Roumanie : Hommage inédit aux Juifs victimes du pogrom de 1941
Le chargé du gouvernement pour la mémoire de la Shoah a souligné le "devoir de vérité et de justice pour qu'une telle tragédie ne se répète pas", à la cérémonie avec les survivants
La Roumanie, qui a longtemps nié sa participation à la Shoah, a rendu hommage mercredi aux Juifs victimes du pogrom de 1941, lors d’une commémoration inédite au Parlement symbolisant le travail de mémoire accompli ces dernières années.
« Nous devons le reconnaître: notre passé n’a pas toujours été glorieux », a déclaré le Premier ministre Florin Citu, évoquant « les souffrances inimaginables, la cruauté, la sauvagerie ».
Le massacre, perpétré sur ordre du maréchal pro-nazi Ion Antonescu à Iasi (nord-est), avait fait près de 15 000 morts, soit un tiers de la population juive de l’époque de cette grande ville universitaire.
Le dirigeant a souligné le « devoir de vérité et de justice pour qu’une telle tragédie ne se répète pas », à l’occasion de la cérémonie à laquelle assistaient les tout derniers survivants ainsi que des ministres et diplomates.
« En commémorant ce massacre, le pire de l’histoire moderne de la Roumanie, le Parlement jette les bases de la réconciliation », avait auparavant estimé dans un communiqué le représentant du gouvernement pour la mémoire de l’Holocauste, Alexandru Muraru.
Après avoir minimisé pendant des années le rôle du régime Antonescu dans la Shoah, la Roumanie a endossé en 2005 les conclusions d’une commission internationale d’historiens dirigée par le prix Nobel de la Paix Elie Wiesel.
Selon ce rapport, entre 280 000 et 380 000 Juifs roumains et ukrainiens sont morts sous Antonescu dans les territoires contrôlés par la Roumanie.
Le maréchal, condamné à mort pour crimes de guerre et exécuté en 1946, demeure pourtant un « héros » aux yeux de nombreux Roumains et plusieurs rues portent toujours son nom.
« Nous n’avons pas entièrement rempli notre mission », a déploré mercredi le responsable de la communauté juive de Roumanie, Silviu Vexler, évoquant les « éloges à des criminels de guerre ».
Le parti d’extrême droite AUR, qui a fait son entrée au Parlement à l’issue des élections de décembre, affirme ouvertement « vénérer » des membres du gouvernement Antonescu.
Le 29 juin 1941, un « dimanche noir », des milliers de Juifs ont été conduits à la préfecture de police les mains en l’air, frappés et humiliés par des gendarmes roumains et des civils.

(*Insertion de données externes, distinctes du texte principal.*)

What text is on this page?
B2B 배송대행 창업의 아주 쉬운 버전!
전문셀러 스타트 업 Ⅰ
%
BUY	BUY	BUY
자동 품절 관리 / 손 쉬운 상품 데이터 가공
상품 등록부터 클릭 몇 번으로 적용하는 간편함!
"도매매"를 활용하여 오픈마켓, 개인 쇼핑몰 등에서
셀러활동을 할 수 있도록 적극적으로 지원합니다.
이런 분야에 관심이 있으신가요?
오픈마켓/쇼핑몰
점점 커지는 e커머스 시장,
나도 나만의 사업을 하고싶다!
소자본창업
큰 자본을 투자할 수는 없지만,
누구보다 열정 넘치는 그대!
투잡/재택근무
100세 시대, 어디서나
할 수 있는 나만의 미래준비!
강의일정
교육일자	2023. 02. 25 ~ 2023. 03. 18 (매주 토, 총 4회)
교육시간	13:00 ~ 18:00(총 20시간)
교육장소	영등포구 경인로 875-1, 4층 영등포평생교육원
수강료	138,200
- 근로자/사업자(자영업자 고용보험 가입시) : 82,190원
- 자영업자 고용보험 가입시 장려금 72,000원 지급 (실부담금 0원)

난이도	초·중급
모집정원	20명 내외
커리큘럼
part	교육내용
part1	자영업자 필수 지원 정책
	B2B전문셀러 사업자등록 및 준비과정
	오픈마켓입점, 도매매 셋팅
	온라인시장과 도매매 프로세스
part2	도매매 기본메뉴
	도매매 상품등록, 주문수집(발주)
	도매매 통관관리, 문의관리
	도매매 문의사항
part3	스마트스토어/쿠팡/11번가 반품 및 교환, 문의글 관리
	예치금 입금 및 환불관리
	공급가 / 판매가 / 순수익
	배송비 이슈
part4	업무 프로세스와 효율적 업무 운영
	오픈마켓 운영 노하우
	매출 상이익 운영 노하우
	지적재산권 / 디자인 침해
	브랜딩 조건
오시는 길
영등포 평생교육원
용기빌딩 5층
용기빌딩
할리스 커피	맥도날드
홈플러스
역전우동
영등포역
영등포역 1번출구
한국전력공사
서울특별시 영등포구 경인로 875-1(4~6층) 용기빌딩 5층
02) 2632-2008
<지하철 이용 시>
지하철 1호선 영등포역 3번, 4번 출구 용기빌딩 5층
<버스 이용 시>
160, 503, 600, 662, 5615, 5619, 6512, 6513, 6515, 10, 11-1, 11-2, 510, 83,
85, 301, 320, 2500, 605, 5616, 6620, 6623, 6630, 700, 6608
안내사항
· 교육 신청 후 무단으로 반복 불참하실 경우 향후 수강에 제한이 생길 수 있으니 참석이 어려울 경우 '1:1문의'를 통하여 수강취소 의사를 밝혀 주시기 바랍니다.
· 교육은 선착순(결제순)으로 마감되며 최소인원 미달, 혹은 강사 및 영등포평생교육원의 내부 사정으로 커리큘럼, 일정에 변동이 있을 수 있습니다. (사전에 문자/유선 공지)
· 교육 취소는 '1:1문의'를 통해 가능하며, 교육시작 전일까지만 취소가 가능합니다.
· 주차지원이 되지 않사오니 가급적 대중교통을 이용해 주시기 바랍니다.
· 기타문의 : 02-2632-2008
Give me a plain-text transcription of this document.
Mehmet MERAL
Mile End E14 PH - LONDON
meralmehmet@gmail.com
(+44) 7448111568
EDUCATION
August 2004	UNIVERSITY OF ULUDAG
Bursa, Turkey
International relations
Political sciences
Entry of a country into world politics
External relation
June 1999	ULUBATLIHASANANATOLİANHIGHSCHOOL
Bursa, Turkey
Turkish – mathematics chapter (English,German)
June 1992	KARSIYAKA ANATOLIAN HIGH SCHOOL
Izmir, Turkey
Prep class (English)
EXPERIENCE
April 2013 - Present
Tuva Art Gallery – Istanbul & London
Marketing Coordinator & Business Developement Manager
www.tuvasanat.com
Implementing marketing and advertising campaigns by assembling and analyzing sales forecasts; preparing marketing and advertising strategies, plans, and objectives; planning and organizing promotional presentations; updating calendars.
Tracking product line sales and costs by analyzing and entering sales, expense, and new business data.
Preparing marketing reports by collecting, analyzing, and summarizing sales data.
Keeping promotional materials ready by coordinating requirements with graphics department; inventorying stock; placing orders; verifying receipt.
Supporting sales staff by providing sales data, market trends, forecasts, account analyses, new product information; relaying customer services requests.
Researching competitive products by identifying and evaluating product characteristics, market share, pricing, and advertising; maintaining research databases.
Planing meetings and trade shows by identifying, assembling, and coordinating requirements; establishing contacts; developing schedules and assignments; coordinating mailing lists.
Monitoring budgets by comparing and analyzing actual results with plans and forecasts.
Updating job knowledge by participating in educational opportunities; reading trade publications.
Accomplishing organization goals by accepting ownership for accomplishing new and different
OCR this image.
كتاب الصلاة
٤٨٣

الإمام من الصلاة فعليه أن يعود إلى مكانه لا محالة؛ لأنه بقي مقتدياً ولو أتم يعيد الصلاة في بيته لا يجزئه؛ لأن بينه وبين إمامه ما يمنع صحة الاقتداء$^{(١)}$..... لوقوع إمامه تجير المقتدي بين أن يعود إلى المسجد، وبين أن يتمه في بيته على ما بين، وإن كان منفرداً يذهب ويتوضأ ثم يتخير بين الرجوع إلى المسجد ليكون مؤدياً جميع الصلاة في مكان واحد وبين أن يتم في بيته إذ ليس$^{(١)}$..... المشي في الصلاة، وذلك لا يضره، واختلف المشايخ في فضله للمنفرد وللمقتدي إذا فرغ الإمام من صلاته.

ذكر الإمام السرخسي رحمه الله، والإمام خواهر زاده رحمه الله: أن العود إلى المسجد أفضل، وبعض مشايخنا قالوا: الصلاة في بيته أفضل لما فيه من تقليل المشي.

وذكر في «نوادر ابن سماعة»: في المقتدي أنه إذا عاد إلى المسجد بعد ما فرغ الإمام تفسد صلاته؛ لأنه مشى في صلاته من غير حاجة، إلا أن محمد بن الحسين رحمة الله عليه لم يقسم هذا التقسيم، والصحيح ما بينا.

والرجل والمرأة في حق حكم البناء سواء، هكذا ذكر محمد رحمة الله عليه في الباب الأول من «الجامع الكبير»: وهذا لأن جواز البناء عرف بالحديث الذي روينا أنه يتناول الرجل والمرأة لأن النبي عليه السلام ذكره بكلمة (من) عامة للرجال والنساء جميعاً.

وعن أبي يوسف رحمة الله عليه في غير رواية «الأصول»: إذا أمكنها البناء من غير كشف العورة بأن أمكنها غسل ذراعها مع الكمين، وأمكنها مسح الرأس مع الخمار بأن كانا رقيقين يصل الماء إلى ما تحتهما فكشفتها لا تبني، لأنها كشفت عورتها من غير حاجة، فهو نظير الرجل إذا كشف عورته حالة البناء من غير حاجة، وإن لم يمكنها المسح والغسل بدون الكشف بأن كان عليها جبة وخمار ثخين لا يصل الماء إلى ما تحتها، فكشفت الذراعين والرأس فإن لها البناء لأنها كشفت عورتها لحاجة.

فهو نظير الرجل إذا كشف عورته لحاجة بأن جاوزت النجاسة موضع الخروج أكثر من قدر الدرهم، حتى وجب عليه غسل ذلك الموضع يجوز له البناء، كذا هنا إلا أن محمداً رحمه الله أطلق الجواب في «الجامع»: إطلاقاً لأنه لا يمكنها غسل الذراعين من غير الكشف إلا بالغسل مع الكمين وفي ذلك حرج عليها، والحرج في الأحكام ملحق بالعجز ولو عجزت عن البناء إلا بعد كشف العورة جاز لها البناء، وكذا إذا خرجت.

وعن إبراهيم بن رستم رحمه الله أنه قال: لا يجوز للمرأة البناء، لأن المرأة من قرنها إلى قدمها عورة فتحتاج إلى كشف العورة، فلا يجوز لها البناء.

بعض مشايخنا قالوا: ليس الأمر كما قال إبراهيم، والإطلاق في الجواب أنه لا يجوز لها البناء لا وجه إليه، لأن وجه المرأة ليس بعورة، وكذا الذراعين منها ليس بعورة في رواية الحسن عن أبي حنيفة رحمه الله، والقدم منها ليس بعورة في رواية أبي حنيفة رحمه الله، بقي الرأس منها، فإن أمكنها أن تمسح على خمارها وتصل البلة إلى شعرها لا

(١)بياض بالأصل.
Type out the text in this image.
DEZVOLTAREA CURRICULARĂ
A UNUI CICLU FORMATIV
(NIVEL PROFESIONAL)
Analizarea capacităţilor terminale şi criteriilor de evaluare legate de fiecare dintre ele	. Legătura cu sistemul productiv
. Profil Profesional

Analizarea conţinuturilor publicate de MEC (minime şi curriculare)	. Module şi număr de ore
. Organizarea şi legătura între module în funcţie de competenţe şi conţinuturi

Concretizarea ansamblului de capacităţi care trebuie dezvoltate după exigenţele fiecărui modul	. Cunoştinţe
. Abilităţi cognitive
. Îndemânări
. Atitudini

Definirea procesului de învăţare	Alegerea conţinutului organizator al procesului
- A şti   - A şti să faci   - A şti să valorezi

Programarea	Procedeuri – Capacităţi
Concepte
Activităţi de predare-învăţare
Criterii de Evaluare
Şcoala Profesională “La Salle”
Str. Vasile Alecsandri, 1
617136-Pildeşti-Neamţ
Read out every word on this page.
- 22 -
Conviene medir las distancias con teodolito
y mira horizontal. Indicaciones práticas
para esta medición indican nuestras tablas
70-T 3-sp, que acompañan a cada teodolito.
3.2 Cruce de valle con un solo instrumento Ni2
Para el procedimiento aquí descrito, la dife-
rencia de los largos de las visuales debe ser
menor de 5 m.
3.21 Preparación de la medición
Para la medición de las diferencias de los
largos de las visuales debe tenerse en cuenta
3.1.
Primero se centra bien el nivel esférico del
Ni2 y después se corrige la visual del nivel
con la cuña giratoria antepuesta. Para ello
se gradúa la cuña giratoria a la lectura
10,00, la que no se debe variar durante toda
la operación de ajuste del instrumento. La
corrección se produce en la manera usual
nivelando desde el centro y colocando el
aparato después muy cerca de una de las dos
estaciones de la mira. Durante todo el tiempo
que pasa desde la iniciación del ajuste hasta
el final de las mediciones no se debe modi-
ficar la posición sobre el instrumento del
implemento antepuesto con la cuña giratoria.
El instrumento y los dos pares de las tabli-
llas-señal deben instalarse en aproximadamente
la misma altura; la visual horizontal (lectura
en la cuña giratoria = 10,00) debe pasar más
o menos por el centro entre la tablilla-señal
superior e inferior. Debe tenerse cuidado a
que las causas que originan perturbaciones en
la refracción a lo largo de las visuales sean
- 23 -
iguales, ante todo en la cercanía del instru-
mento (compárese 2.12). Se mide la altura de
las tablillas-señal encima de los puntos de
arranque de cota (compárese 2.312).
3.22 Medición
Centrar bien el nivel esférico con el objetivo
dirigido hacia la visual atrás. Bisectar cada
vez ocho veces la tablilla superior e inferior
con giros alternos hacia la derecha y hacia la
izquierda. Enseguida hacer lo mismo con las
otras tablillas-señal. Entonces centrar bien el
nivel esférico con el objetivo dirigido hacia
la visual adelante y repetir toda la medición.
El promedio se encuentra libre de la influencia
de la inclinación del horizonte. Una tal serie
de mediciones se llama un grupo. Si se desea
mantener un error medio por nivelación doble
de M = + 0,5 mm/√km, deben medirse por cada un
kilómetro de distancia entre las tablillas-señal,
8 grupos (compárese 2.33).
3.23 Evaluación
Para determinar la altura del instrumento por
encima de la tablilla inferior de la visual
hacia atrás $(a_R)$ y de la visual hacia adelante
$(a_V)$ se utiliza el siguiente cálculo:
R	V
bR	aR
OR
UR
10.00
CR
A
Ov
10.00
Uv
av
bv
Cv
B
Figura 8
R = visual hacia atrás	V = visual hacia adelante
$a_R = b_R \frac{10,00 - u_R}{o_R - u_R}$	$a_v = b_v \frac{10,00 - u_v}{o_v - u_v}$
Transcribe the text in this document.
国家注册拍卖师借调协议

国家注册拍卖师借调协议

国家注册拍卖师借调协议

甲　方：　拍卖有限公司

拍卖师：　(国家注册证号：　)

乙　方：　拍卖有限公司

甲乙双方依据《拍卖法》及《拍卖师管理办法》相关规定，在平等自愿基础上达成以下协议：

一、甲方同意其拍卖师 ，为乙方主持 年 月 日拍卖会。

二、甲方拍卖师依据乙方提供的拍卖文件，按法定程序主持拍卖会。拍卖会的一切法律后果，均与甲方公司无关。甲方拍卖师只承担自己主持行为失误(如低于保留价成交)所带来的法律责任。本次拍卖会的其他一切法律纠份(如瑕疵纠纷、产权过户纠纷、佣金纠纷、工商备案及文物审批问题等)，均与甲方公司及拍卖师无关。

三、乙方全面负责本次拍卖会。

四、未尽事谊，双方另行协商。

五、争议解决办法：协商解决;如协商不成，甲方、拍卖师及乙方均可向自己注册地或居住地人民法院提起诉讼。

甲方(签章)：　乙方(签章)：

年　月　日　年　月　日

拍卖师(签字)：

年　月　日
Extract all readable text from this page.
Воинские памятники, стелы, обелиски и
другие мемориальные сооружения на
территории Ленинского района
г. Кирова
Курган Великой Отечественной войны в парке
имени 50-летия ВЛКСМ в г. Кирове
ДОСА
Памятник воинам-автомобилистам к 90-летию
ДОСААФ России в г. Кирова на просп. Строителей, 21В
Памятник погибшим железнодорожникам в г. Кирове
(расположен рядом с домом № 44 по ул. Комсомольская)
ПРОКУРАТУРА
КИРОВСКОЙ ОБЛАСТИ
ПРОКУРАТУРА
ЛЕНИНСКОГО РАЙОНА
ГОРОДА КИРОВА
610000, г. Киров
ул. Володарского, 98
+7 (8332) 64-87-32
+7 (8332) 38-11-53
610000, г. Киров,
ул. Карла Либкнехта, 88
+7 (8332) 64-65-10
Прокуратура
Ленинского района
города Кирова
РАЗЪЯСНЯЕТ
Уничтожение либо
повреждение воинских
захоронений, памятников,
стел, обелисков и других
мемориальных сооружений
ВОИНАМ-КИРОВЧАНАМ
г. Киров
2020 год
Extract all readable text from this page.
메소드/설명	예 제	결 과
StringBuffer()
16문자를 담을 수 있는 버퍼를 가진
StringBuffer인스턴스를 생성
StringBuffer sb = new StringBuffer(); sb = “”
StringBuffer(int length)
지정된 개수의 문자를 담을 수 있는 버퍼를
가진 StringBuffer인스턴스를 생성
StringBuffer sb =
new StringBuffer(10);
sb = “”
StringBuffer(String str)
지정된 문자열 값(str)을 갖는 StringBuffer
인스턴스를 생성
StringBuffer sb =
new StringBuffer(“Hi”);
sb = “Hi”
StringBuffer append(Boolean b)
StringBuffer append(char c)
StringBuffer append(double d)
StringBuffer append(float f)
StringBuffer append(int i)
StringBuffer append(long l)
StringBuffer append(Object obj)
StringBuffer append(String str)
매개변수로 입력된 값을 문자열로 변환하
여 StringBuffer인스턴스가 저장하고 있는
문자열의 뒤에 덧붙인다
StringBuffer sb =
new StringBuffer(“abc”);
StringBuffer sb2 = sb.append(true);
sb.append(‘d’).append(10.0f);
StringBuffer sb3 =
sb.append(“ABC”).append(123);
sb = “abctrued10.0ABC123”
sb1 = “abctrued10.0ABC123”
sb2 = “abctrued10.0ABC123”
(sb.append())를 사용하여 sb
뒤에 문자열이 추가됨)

Une fois sur place, ils furent fauchés par les balles des militaires.
Les survivants, entre 7 000 et 8 000, furent entassés dans des « trains de la mort » – des wagons de marchandise dont les orifices avaient été bouchés. Sans eau par une chaleur atroce, la plupart sont morts asphyxiés.
Mardi, environ 200 personnes avaient déposé des fleurs sur les fosses communes des cimetières de Iasi et de deux villages avoisinants où sont enterrées une partie des victimes.